One day, PlayStation 4 time will end. It has to happen! But earlier this week, Bloomberg reclaimed that Sony apparently planned to discontinue the PS4 at the end of 2021. Sony has once again denied this claim. So when will the life of the console end?
To make our best guess, let’s take a look at the lifespan of previous PlayStations. But first, here’s Sony’s most recent denial of Bloomberg’s claim that the PS4 was scheduled to go out of production last year.
“It is not true that plans to end production of PS4 were withdrawn due to a shortage of PS5,” a Sony spokesperson recently told the Japanese site. network lab. “There were no plans to end production of PS4 at the end of last year (2021). The PS4 is one of SIE’s best-selling consoles, and just like with previous hardware, when you transition to the next generation, new and old hardware are made and sold side by side.”
This is true! But What certain? Good…
- The PlayStation 1 was first released in December 1994 and production finished in March 2006. However, the console and its games continued to be available even after the last PlayStation 1 rolled off the assembly line. In total, the original PlayStation had a console lifespan of 12 years.
- The PlayStation 2 was released in March 2000. This means that the PS1 was manufactured for six years after the PS2 debuted. PlayStation 2 Shipments ended up in japan in 2012, and global shipments ceased the following year. In total, the PlayStation 2 had a useful life of more than 12 years.
There’s definitely a pattern here, but…
- The PlayStation 3 went on sale in November 2006, six years after the launch of the PlayStation 2. Console Shipments Ended in the US in October 2016 and in Japan the following March. In total, the lifespan of the PlayStation 3 was just over ten years.

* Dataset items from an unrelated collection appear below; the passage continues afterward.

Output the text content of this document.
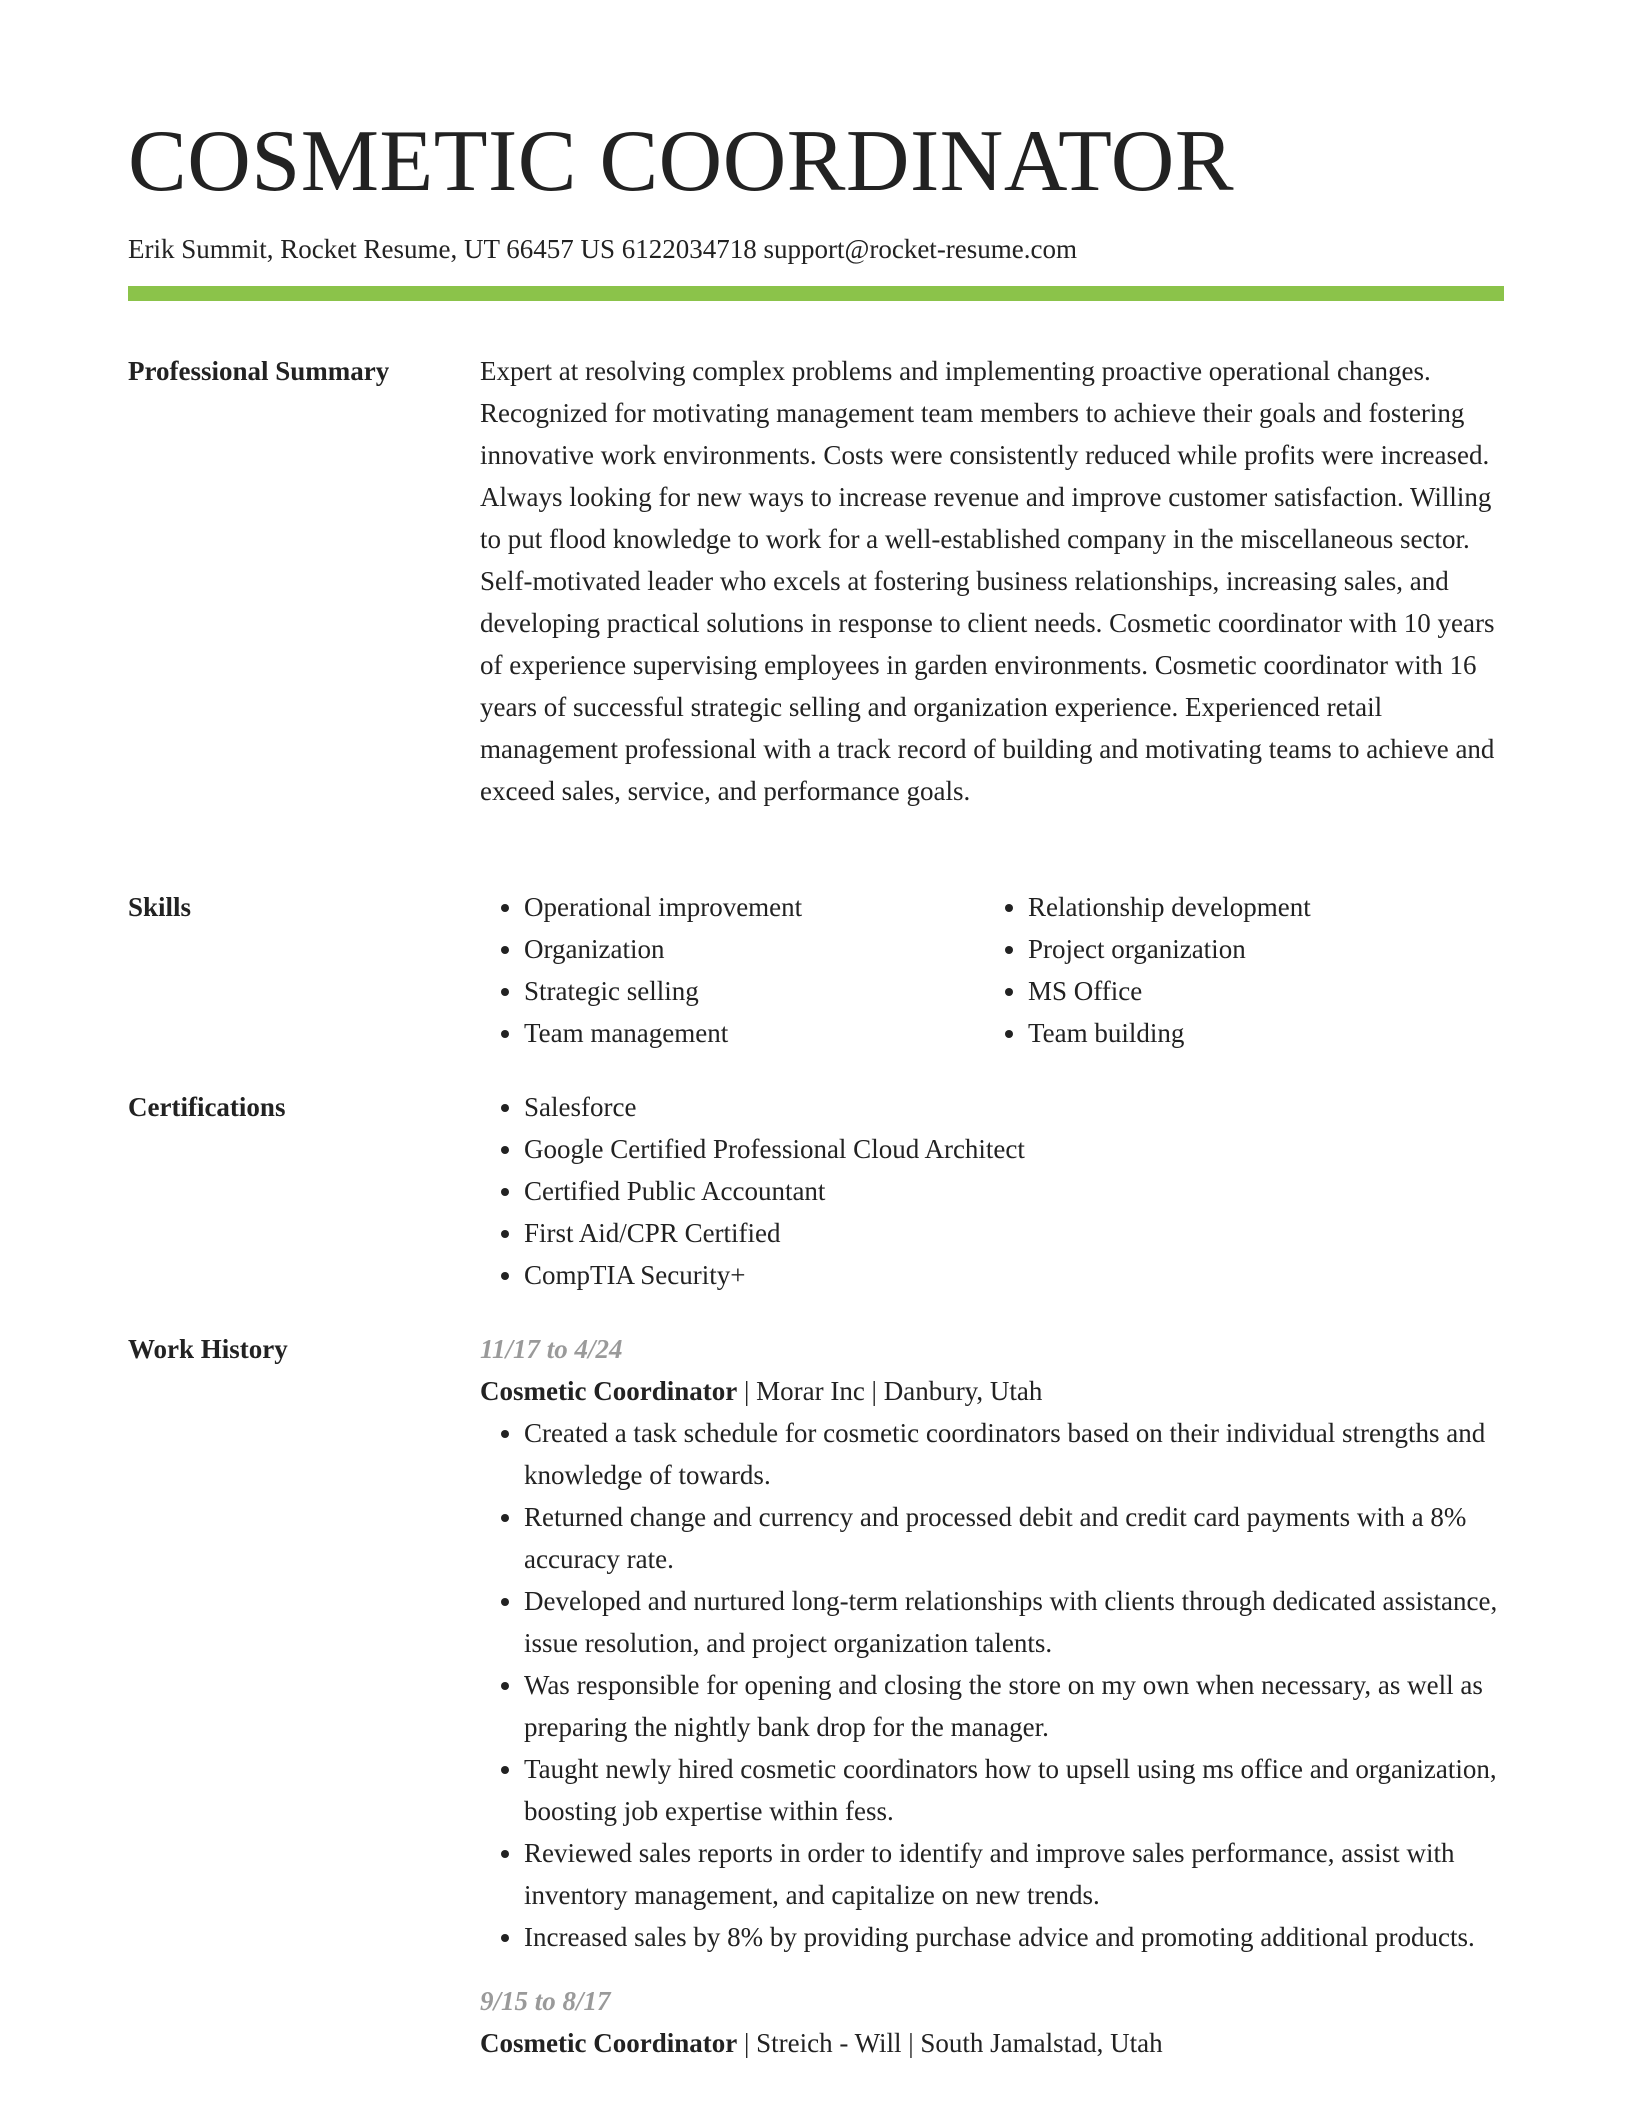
COSMETIC COORDINATOR
Erik Summit, Rocket Resume, UT 66457 US 6122034718 support@rocket-resume.com
Professional Summary	Expert at resolving complex problems and implementing proactive operational changes. Recognized for motivating management team members to achieve their goals and fostering innovative work environments. Costs were consistently reduced while profits were increased. Always looking for new ways to increase revenue and improve customer satisfaction. Willing to put flood knowledge to work for a well-established company in the miscellaneous sector. Self-motivated leader who excels at fostering business relationships, increasing sales, and developing practical solutions in response to client needs. Cosmetic coordinator with 10 years of experience supervising employees in garden environments. Cosmetic coordinator with 16 years of successful strategic selling and organization experience. Experienced retail management professional with a track record of building and motivating teams to achieve and exceed sales, service, and performance goals.

Skills	• Operational improvement
• Organization
• Strategic selling
• Team management
• Relationship development
• Project organization
• MS Office
• Team building
Certifications	• Salesforce
• Google Certified Professional Cloud Architect
• Certified Public Accountant
• First Aid/CPR Certified
• CompTIA Security+
Work History	11/17 to 4/24
Cosmetic Coordinator | Morar Inc | Danbury, Utah
• Created a task schedule for cosmetic coordinators based on their individual strengths and knowledge of towards.
• Returned change and currency and processed debit and credit card payments with a 8% accuracy rate.
• Developed and nurtured long-term relationships with clients through dedicated assistance, issue resolution, and project organization talents.
• Was responsible for opening and closing the store on my own when necessary, as well as preparing the nightly bank drop for the manager.
• Taught newly hired cosmetic coordinators how to upsell using ms office and organization, boosting job expertise within fess.
• Reviewed sales reports in order to identify and improve sales performance, assist with inventory management, and capitalize on new trends.
• Increased sales by 8% by providing purchase advice and promoting additional products.
9/15 to 8/17
Cosmetic Coordinator | Streich - Will | South Jamalstad, Utah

- The PS4 first launched in November 2013, meaning the PS3 was available for three and a half years after the new console’s lifespan. Shipping for the PlayStation 4 Pro finished in Japan in January 2021. At the time, Sony said it was shifting its focus to producing the PS5, but would continue to pour its energy into the PS4 platform business. The PlayStation 4 Jet Black 500GB continues to be made and sold. In total, the useful life of the console has been more than eight years.
- The PS5 launched in November 2020, and thus the PS4 has surpassed more than a year of its predecessor’s shelf life.
If we make a safe assumption, then the PlayStation 4 can wait another two and a half years of manufacturing and shipping. But of course it could be even longer, depending on how the sales are.
Considering how well the PS4 has done, how many games the console has, and how difficult it remains to get a PS5, it would be surprising if Sony killed off the PlayStation 4 anytime soon. It’s certainly possible, but rejecting the console would set up an even shorter run for Sony’s gaming machines.
The past is prologue, except when it is not.